Comitato presieduto da Emanuele Gozzo con il vice Corrado Perna e poi ancora Salvatore Uccello, Salvatore Petruzzelli, Cetty Cassarino, Caterina Genovese, Carla Gozzo, Giuseppe Ficara (il regista de “A Paisana”, pellicola che ha rappresentato uno spaccato di vita locale e ha riscosso un grande successo), Giuseppe Carpinteri e l’artista Paolo Golino. Tutti presenti, la scorsa sera alla Villa comunale, per una storica serata-evento (con i prodotti tipici del territorio offerti dalla Coop Miceli), che ha visto lo stesso Pirrotta emozionato, al fianco del sindaco Paolo Amenta, il quale ha ringraziato l’illustre concittadino per la volontà di mantenere un legame così forte e vivo. «Ma sono io che ringrazio tutti voi – ha detto ancora Pirrotta – perché rimettere piede qui ogni volta è un tuffo al cuore. Partì nel 1970 dopo il diploma alla Ragioneria, raggiunsi i miei genitori negli Stati Uniti. Loro si preoccupavano che se non avessi avuto fortuna lì potevo tornare a casa ma poi negli Stati Uniti ho conosciuto anche mia moglie, che è figlia di canicattinesi ma si sente americana. Insomma la nostra vita è lì, mi sono ambientato subito e iniziai a lavorare in banca prima e all’Ufficio Affari Esteri. Sono andato in pensione nel 2005 e da allora vengo una volta all’anno. E’ importante questo legame col Museo Tempo perché cerco di documentare l’esperienza dei canicattinesi e floridiani, insieme circa 20mila emigrati, più di tante altre comunità, negli Stati Uniti. Ho un legame speciale con parenti, ex giocatori come me e compagni di scuola.

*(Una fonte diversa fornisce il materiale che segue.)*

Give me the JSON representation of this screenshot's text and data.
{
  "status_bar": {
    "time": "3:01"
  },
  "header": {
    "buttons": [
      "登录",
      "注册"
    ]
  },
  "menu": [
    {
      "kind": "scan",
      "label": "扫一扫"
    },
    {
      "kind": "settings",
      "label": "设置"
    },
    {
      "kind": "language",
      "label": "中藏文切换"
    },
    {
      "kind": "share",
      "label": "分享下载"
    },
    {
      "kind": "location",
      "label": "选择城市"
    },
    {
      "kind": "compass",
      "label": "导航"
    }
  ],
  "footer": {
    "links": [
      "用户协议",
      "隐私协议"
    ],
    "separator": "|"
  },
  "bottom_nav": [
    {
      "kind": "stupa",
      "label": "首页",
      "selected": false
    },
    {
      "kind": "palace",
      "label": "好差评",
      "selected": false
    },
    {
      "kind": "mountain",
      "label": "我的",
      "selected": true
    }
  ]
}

Avevamo la migliore squadra, la San Francesco e nel 1966 facemmo i play off del campionato, io avevo 16 anni e giocavo in porta. Che tafferugli a Floridia durante una partita discussa per colpa dell’arbitro… Era una squadra formata dalla chiesa ma non eravamo tanto… ecclesiastici (sorride, ndr), ci allenava Michele Mozzicato e ci seguiva molto. Che bello rivedere Pippo Di Domenico, Nuccio Bùccheri, Emanuele Lombardo e tanti altri che rivedo in foto. Anche in America giocavo con l’Università, poi iniziai a lavorare e smisi. Allenai anche i giovani e vincemmo pure dei campionati. Ho un figlio e due nipoti e hanno visto le origini di famiglia lo scorso anno, così come la casa dove nacqui. Una bella emozione e Canicattini resta il luogo del cuore. Quannu si lassa o paisi è sempre difficile e ogni volta spero sempre ri tunnare… quella è la speranza».